Joshua’s mother, Daphna Nissanoff, works as program manager for the Change Reaction, a nonprofit that typically provides small, fast grants to those in crisis or with a pressing need. For Castro, the group diverged from its format and offered a matching grant of up to $10,000. The nonprofit also arranged for a videographer to document the effort.
Another parent, Sarah Pachter, penned an article for a Jewish website, and the group set up a donation platform. Donations totaled about $13,000 and came from around the world.
The boys also raised about $3,000, just before the start of school, by running raffles and selling donated food at two events they organized — a 3-on-3 basketball tournament and a movie night showing of “Ratatouille.”
Shimmi Jotkowitz, a senior, took charge during car shopping and negotiations at Galpin Motors, which offered a $5,000 discount for the car the students set their hopes on.
At high-tuition private schools, the teachers and mentors whom students look up to frequently live more modestly than the students they serve. Tuition at the Jewish school is $39,000 a year, although about 65% of students receive some degree of financial aid, according to school officials, who declined to release teacher salary ranges.
Castro said his work is a pleasure and that his family members work harder than he does.

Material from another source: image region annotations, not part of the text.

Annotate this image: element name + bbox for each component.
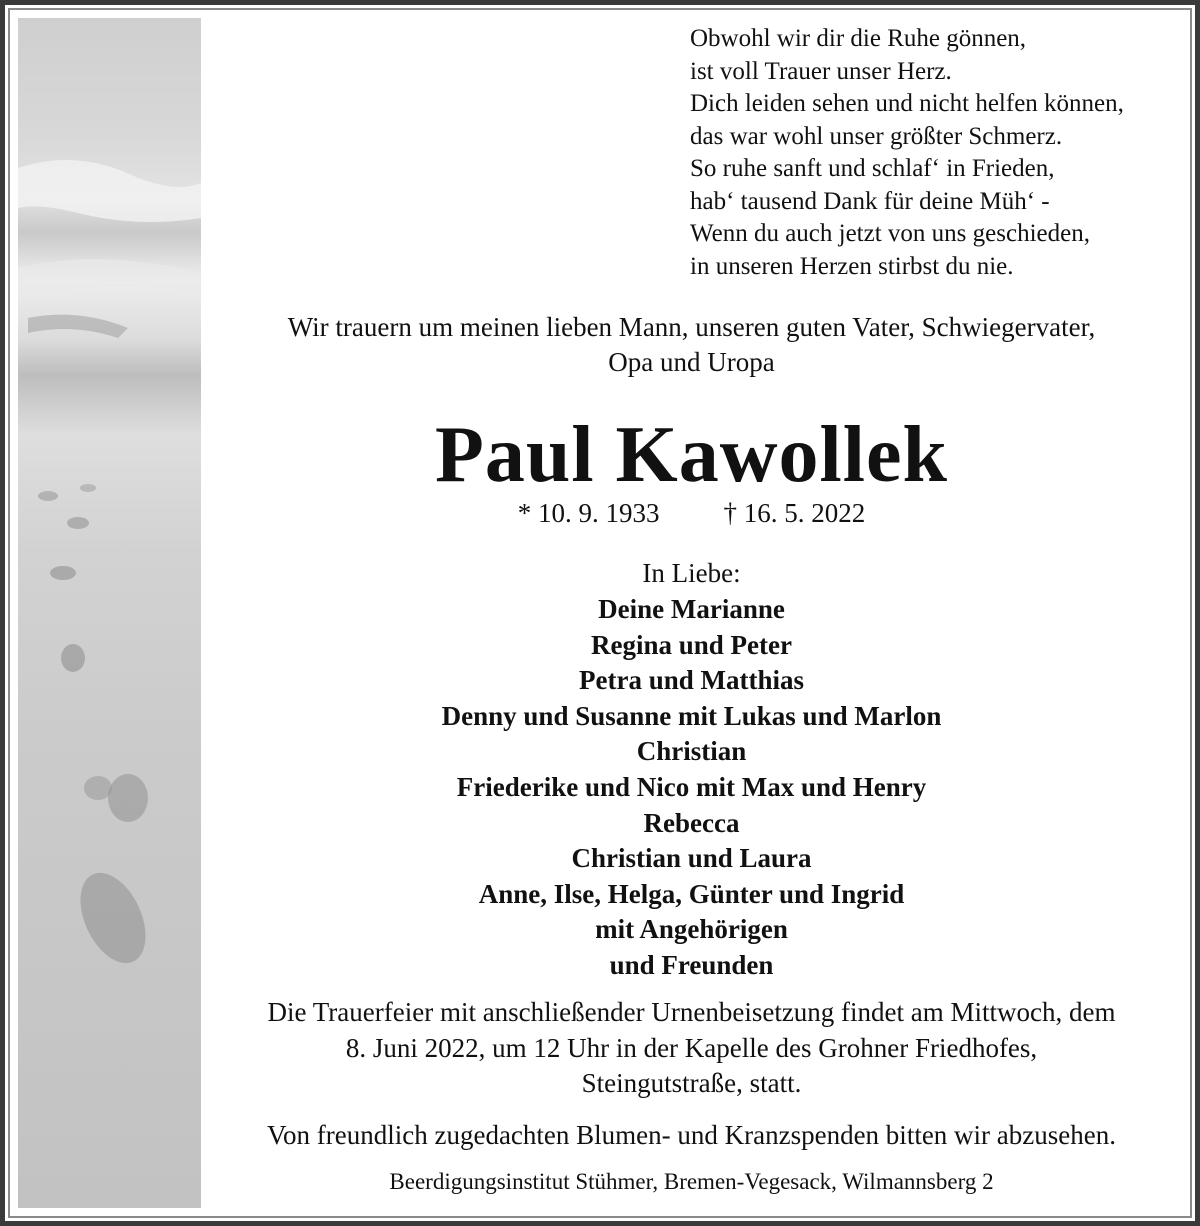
poem bbox=[690, 23, 1180, 283]
poem-line: das war wohl unser größter Schmerz. bbox=[690, 122, 1063, 150]
poem-line: in unseren Herzen stirbst du nie. bbox=[690, 252, 1014, 280]
undertaker-info: Beerdigungsinstitut Stühmer, Bremen-Vegesack, Wilmannsberg 2 bbox=[389, 1169, 994, 1194]
family-line: Friederike und Nico mit Max und Henry bbox=[456, 771, 927, 802]
ceremony-line: Die Trauerfeier mit anschließender Urnenbeisetzung findet am Mittwoch, dem bbox=[267, 997, 1116, 1027]
family-line: Deine Marianne bbox=[598, 594, 785, 624]
flowers-notice: Von freundlich zugedachten Blumen- und Kranzspenden bitten wir abzusehen. bbox=[267, 1120, 1116, 1150]
in-liebe-heading: In Liebe: bbox=[642, 558, 741, 588]
obituary-text bbox=[201, 18, 1182, 1208]
poem-line: hab‘ tausend Dank für deine Müh‘ - bbox=[690, 187, 1050, 215]
poem-line: So ruhe sanft und schlaf‘ in Frieden, bbox=[690, 155, 1055, 182]
family-line: Anne, Ilse, Helga, Günter und Ingrid bbox=[478, 878, 905, 909]
family-line: Rebecca bbox=[643, 807, 740, 838]
poem-line: Dich leiden sehen und nicht helfen können, bbox=[690, 90, 1124, 117]
intro-line: Opa und Uropa bbox=[608, 347, 775, 377]
birth-date: * 10. 9. 1933 bbox=[517, 498, 660, 528]
family-line: und Freunden bbox=[609, 949, 774, 980]
ceremony-line: 8. Juni 2022, um 12 Uhr in der Kapelle des Grohner Friedhofes, bbox=[345, 1032, 1038, 1063]
poem-line: ist voll Trauer unser Herz. bbox=[690, 57, 952, 85]
family-line: mit Angehörigen bbox=[595, 914, 788, 945]
mourning-intro bbox=[201, 310, 1182, 380]
deceased-name: Paul Kawollek bbox=[434, 411, 949, 499]
death-date: † 16. 5. 2022 bbox=[723, 498, 866, 528]
family-line: Petra und Matthias bbox=[579, 665, 804, 696]
ceremony-notice bbox=[201, 995, 1182, 1102]
poem-line: Wenn du auch jetzt von uns geschieden, bbox=[690, 220, 1090, 247]
family-line: Christian bbox=[636, 736, 747, 767]
life-dates bbox=[201, 496, 1182, 530]
intro-line: Wir trauern um meinen lieben Mann, unseren guten Vater, Schwiegervater, bbox=[287, 312, 1096, 342]
family-line: Christian und Laura bbox=[571, 843, 812, 874]
poem-line: Obwohl wir dir die Ruhe gönnen, bbox=[690, 25, 1027, 52]
family-line: Denny und Susanne mit Lukas und Marlon bbox=[441, 700, 942, 731]
footprints-icon bbox=[18, 18, 201, 1208]
beach-footprints-image bbox=[18, 18, 201, 1208]
family-line: Regina und Peter bbox=[591, 629, 792, 660]
ceremony-line: Steingutstraße, statt. bbox=[581, 1068, 802, 1098]
family-list bbox=[201, 592, 1182, 984]
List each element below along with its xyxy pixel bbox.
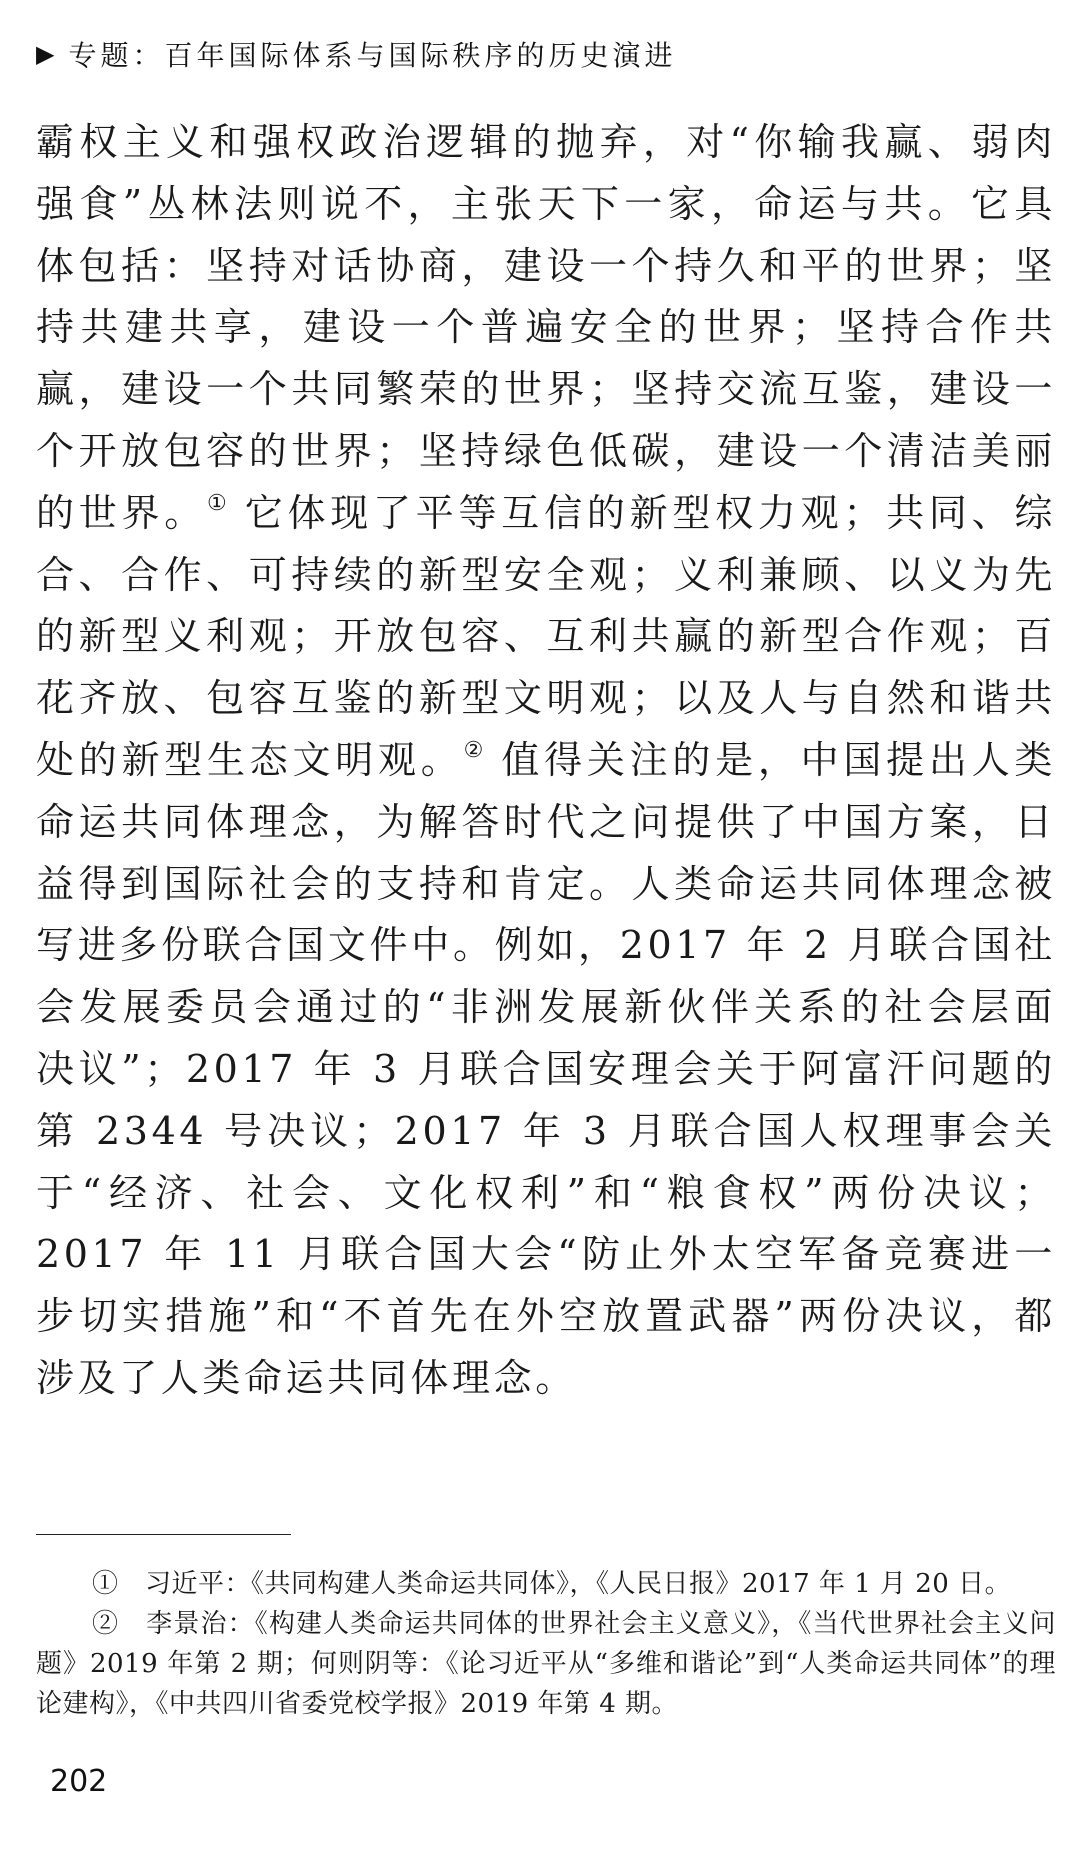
footnote-1: ① 习近平：《共同构建人类命运共同体》，《人民日报》2017 年 1 月 20 日。: [92, 1569, 1012, 1599]
header-title: 专题：百年国际体系与国际秩序的历史演进: [68, 39, 677, 72]
footnote-ref-2[interactable]: ②: [463, 737, 485, 763]
body-text-part-3: 值得关注的是，中国提出人类命运共同体理念，为解答时代之问提供了中国方案，日益得到国际社会的支持和肯定。人类命运共同体理念被写进多份联合国文件中。例如，2017 年 2 月联合国社会发展委员会通过的“非洲发展新伙伴关系的社会层面决议”；2017 年 3 月联合国安理会关于阿富汗问题的第 2344 号决议；2017 年 3 月联合国人权理事会关于“经济、社会、文化权利”和“粮食权”两份决议；2017 年 11 月联合国大会“防止外太空军备竞赛进一步切实措施”和“不首先在外空放置武器”两份决议，都涉及了人类命运共同体理念。: [36, 737, 1056, 1400]
body-text-part-2: 它体现了平等互信的新型权力观；共同、综合、合作、可持续的新型安全观；义利兼顾、以义为先的新型义利观；开放包容、互利共赢的新型合作观；百花齐放、包容互鉴的新型文明观；以及人与自然和谐共处的新型生态文明观。: [36, 490, 1056, 782]
triangle-marker-icon: ▶: [36, 40, 55, 68]
page-number: 202: [50, 1764, 108, 1799]
footnote-divider: [36, 1534, 291, 1535]
footnotes: [36, 1564, 1056, 1724]
footnote-2: ② 李景治：《构建人类命运共同体的世界社会主义意义》，《当代世界社会主义问题》2019 年第 2 期；何则阴等：《论习近平从“多维和谐论”到“人类命运共同体”的理论建构》，《中共四川省委党校学报》2019 年第 4 期。: [36, 1609, 1056, 1719]
footnote-ref-1[interactable]: ①: [207, 490, 228, 516]
running-header: [36, 34, 676, 74]
body-text-part-1: 霸权主义和强权政治逻辑的抛弃，对“你输我赢、弱肉强食”丛林法则说不，主张天下一家，命运与共。它具体包括：坚持对话协商，建设一个持久和平的世界；坚持共建共享，建设一个普遍安全的世界；坚持合作共赢，建设一个共同繁荣的世界；坚持交流互鉴，建设一个开放包容的世界；坚持绿色低碳，建设一个清洁美丽的世界。: [36, 120, 1056, 535]
body-paragraph: [36, 112, 1056, 1410]
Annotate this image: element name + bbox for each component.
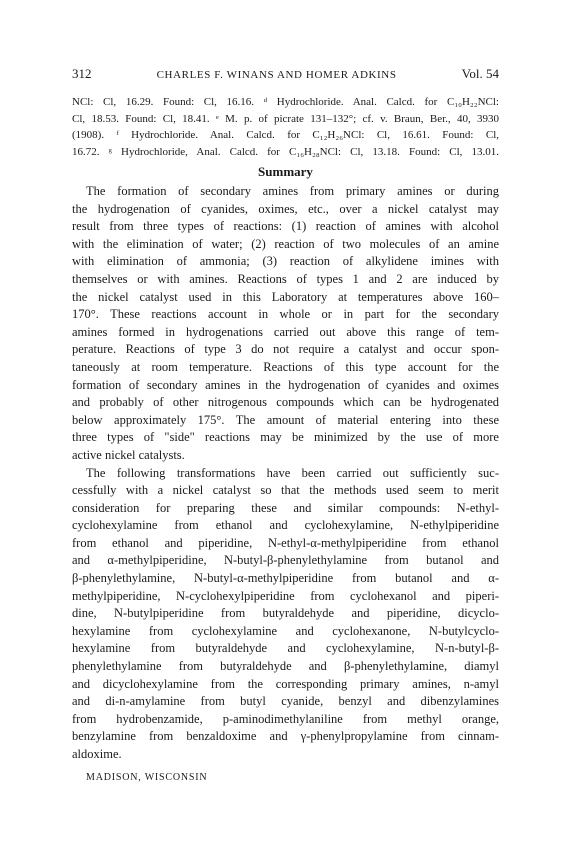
text-line: with the elimination of water; (2) reaction of two molecules of an amine bbox=[72, 236, 499, 251]
table-footnotes bbox=[72, 94, 499, 160]
text-line: consideration for preparing these and similar compounds: N-ethyl- bbox=[72, 500, 499, 515]
text-line: themselves or with amines. Reactions of types 1 and 2 are induced by bbox=[72, 271, 499, 286]
text-line: methylpiperidine, N-cyclohexylpiperidine from cyclohexanol and piperi- bbox=[72, 588, 499, 603]
running-title: CHARLES F. WINANS AND HOMER ADKINS bbox=[156, 69, 397, 81]
text-line: and α-methylpiperidine, N-butyl-β-phenylethylamine from butanol and bbox=[72, 553, 499, 568]
text-line: 170°. These reactions account in whole or in part for the secondary bbox=[72, 307, 499, 322]
text-line: and di-n-amylamine from butyl cyanide, benzyl and dibenzylamines bbox=[72, 694, 499, 709]
text-line: active nickel catalysts. bbox=[72, 447, 185, 462]
text-line: result from three types of reactions: (1) reaction of amines with alcohol bbox=[72, 219, 499, 234]
text-line: the nickel catalyst used in this Laboratory at temperatures above 160– bbox=[72, 289, 499, 304]
footnote-line: Cl, 18.53. Found: Cl, 18.41. ᵉ M. p. of picrate 131–132°; cf. v. Braun, Ber., 40, 3930 bbox=[72, 112, 499, 125]
running-header bbox=[72, 66, 499, 82]
footnote-line: NCl: Cl, 16.29. Found: Cl, 16.16. ᵈ Hydrochloride. Anal. Calcd. for C₁₀H₂₂NCl: bbox=[72, 96, 499, 108]
text-line: from hydrobenzamide, p-aminodimethylaniline from methyl orange, bbox=[72, 711, 499, 726]
text-line: cyclohexylamine from ethanol and cyclohexylamine, N-ethylpiperidine bbox=[72, 518, 499, 533]
text-line: perature. Reactions of type 3 do not require a catalyst and occur spon- bbox=[72, 342, 499, 357]
text-line: three types of "side" reactions may be minimized by the use of more bbox=[72, 430, 499, 445]
text-line: The formation of secondary amines from primary amines or during bbox=[86, 184, 499, 198]
text-line: cessfully with a nickel catalyst so that the methods used seem to merit bbox=[72, 483, 499, 498]
text-line: dine, N-butylpiperidine from butyraldehyde and piperidine, dicyclo- bbox=[72, 606, 499, 621]
text-line: phenylethylamine from butyraldehyde and β-phenylethylamine, diamyl bbox=[72, 659, 499, 674]
text-line: hexylamine from butyraldehyde and cyclohexylamine, N-n-butyl-β- bbox=[72, 641, 499, 656]
page-number: 312 bbox=[72, 66, 92, 81]
text-line: amines formed in hydrogenations carried out above this range of tem- bbox=[72, 324, 499, 339]
summary-body bbox=[72, 183, 499, 764]
author-location: MADISON, WISCONSIN bbox=[86, 772, 208, 783]
text-line: formation of secondary amines in the hydrogenation of cyanides and oximes bbox=[72, 377, 499, 392]
text-line: and probably of other nitrogenous compounds which can be hydrogenated bbox=[72, 395, 499, 410]
text-line: aldoxime. bbox=[72, 747, 122, 761]
footnote-line: 16.72. ᵍ Hydrochloride, Anal. Calcd. for C₁₆H₂₈NCl: Cl, 13.18. Found: Cl, 13.01. bbox=[72, 145, 499, 158]
summary-paragraph-2 bbox=[72, 465, 499, 764]
text-line: β-phenylethylamine, N-butyl-α-methylpiperidine from butanol and α- bbox=[72, 571, 499, 586]
text-line: below approximately 175°. The amount of material entering into these bbox=[72, 412, 499, 427]
text-line: with elimination of ammonia; (3) reaction of alkylidene imines with bbox=[72, 254, 499, 269]
text-line: benzylamine from benzaldoxime and γ-phenylpropylamine from cinnam- bbox=[72, 729, 499, 744]
text-line: the hydrogenation of cyanides, oximes, etc., over a nickel catalyst may bbox=[72, 201, 499, 216]
volume-label: Vol. 54 bbox=[461, 66, 499, 81]
summary-heading: Summary bbox=[258, 164, 313, 179]
text-line: The following transformations have been carried out sufficiently suc- bbox=[86, 465, 499, 480]
text-line: taneously at room temperature. Reactions of this type account for the bbox=[72, 359, 499, 374]
text-line: and dicyclohexylamine from the corresponding primary amines, n-amyl bbox=[72, 676, 499, 691]
summary-paragraph-1 bbox=[72, 183, 499, 465]
text-line: hexylamine from cyclohexylamine and cyclohexanone, N-butylcyclo- bbox=[72, 623, 499, 638]
text-line: from ethanol and piperidine, N-ethyl-α-methylpiperidine from ethanol bbox=[72, 535, 499, 550]
footnote-line: (1908). ᶠ Hydrochloride. Anal. Calcd. for C₁₂H₂₆NCl: Cl, 16.61. Found: Cl, bbox=[72, 129, 499, 141]
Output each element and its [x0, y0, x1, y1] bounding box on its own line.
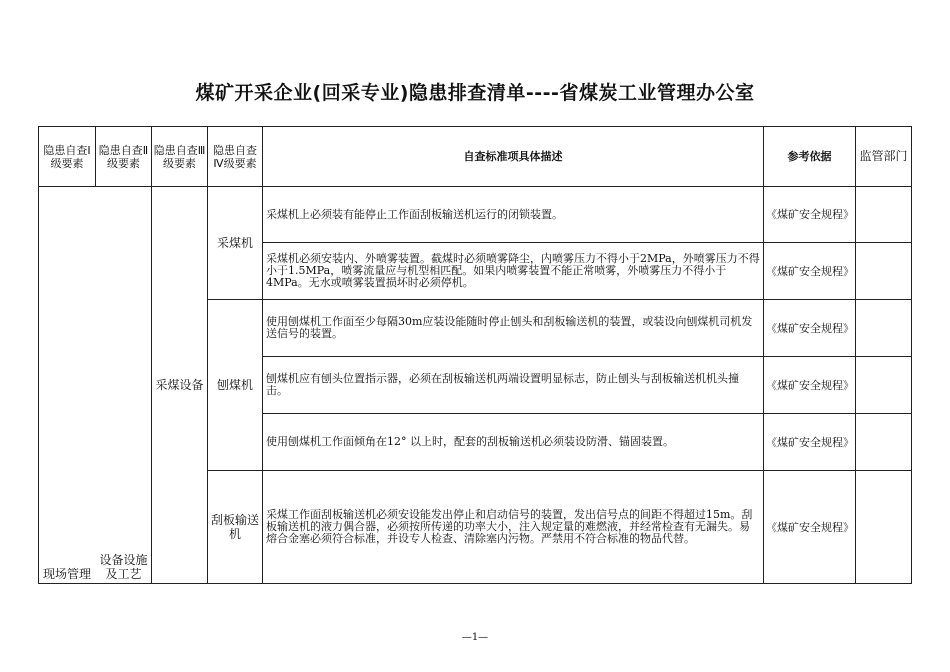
- reference-cell: 《煤矿安全规程》: [764, 243, 856, 300]
- page-title: 煤矿开采企业(回采专业)隐患排查清单----省煤炭工业管理办公室: [195, 82, 755, 104]
- header-description: 自查标准项具体描述: [263, 127, 764, 187]
- department-cell: [856, 414, 912, 471]
- header-reference: 参考依据: [764, 127, 856, 187]
- header-level2: 隐患自查Ⅱ级要素: [96, 127, 152, 187]
- description-cell: 刨煤机应有刨头位置指示器，必须在刮板输送机两端设置明显标志，防止刨头与刮板输送机机头撞击。: [263, 357, 764, 414]
- header-level3: 隐患自查Ⅲ级要素: [152, 127, 208, 187]
- header-level1: 隐患自查Ⅰ级要素: [39, 127, 96, 187]
- level1-cell: 现场管理: [39, 187, 96, 584]
- reference-cell: 《煤矿安全规程》: [764, 187, 856, 243]
- level3-cell: 采煤设备: [152, 187, 208, 584]
- department-cell: [856, 471, 912, 584]
- reference-cell: 《煤矿安全规程》: [764, 414, 856, 471]
- hazard-checklist-table: [38, 126, 912, 584]
- table-row: [39, 187, 912, 243]
- department-cell: [856, 357, 912, 414]
- level4-planer: 刨煤机: [208, 300, 263, 471]
- page-number: —1—: [461, 632, 489, 643]
- description-cell: 使用刨煤机工作面至少每隔30m应装设能随时停止刨头和刮板输送机的装置，或装设向刨煤机司机发送信号的装置。: [263, 300, 764, 357]
- department-cell: [856, 187, 912, 243]
- description-cell: 采煤机上必须装有能停止工作面刮板输送机运行的闭锁装置。: [263, 187, 764, 243]
- department-cell: [856, 243, 912, 300]
- reference-cell: 《煤矿安全规程》: [764, 471, 856, 584]
- description-cell: 采煤机必须安装内、外喷雾装置。截煤时必须喷雾降尘，内喷雾压力不得小于2MPa，外喷雾压力不得小于1.5MPa，喷雾流量应与机型相匹配。如果内喷雾装置不能正常喷雾，外喷雾压力不得小于4MPa。无水或喷雾装置损坏时必须停机。: [263, 243, 764, 300]
- header-department: 监管部门: [856, 127, 912, 187]
- reference-cell: 《煤矿安全规程》: [764, 300, 856, 357]
- header-level4: 隐患自查Ⅳ级要素: [208, 127, 263, 187]
- description-cell: 采煤工作面刮板输送机必须安设能发出停止和启动信号的装置，发出信号点的间距不得超过15m。刮板输送机的液力偶合器，必须按所传递的功率大小，注入规定量的难燃液，并经常检查有无漏失。易熔合金塞必须符合标准，并设专人检查、清除塞内污物。严禁用不符合标准的物品代替。: [263, 471, 764, 584]
- level2-cell: 设备设施及工艺: [96, 187, 152, 584]
- department-cell: [856, 300, 912, 357]
- level4-shearer: 采煤机: [208, 187, 263, 300]
- description-cell: 使用刨煤机工作面倾角在12° 以上时，配套的刮板输送机必须装设防滑、锚固装置。: [263, 414, 764, 471]
- header-row: [39, 127, 912, 187]
- reference-cell: 《煤矿安全规程》: [764, 357, 856, 414]
- level4-conveyor: 刮板输送机: [208, 471, 263, 584]
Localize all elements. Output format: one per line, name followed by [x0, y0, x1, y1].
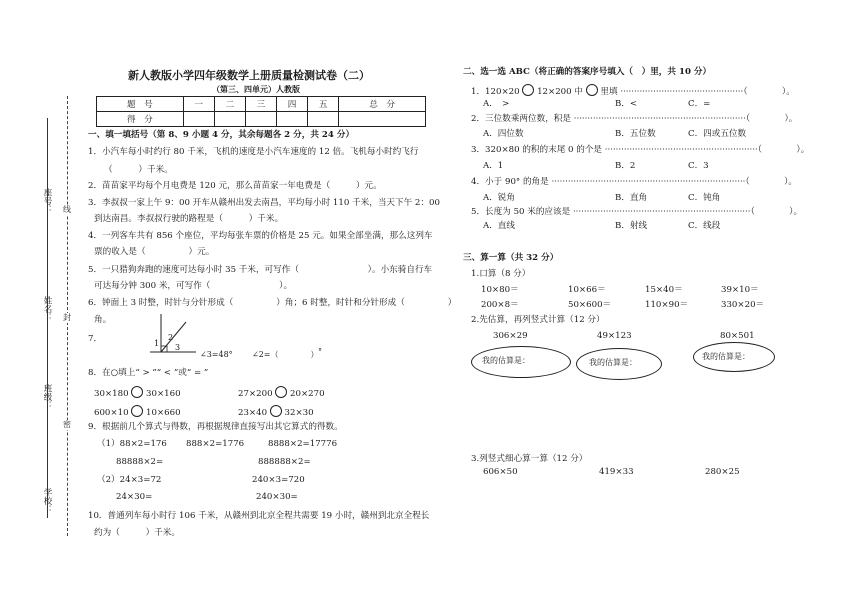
score-row-label: 得 分 — [97, 112, 184, 127]
compare-circle[interactable] — [522, 84, 534, 96]
q7-given: ∠3=48° — [200, 350, 233, 359]
score-header-cell: 二 — [214, 97, 245, 112]
q4-line2: 票的收入是（ ）元。 — [94, 247, 215, 257]
score-cell[interactable] — [277, 112, 308, 127]
compare-circle[interactable] — [270, 405, 282, 417]
oral-item: 39×10＝ — [721, 285, 759, 295]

“I have family members who don’t have papers — who aren’t documented, who have three jobs, get paid less than I do, and they don’t complain,” Castro said. “I’m very grateful to have an amazing partner and amazing kids. So this commute is literally nothing.”
Rabbi Arye Sufrin, head of the school, said the effort “is really about gratitude. This is about having our students appreciate the sacrifice that our teachers and Mr. Castro, in particular, will do to ensure that they can maximize their potential and be the best version of themselves.”
Castro tried to make good use of the bus time — by napping or grading papers. So the switch to sitting behind the wheel in gridlocked traffic might not always feel like an upgrade every morning.
But the journey has been worth it, he said, enough so that he turned down a teaching job closer to home.
YULA “opened the doors for me, they accepted me as a family member,” he said. “And you can’t buy that. I want to be here.”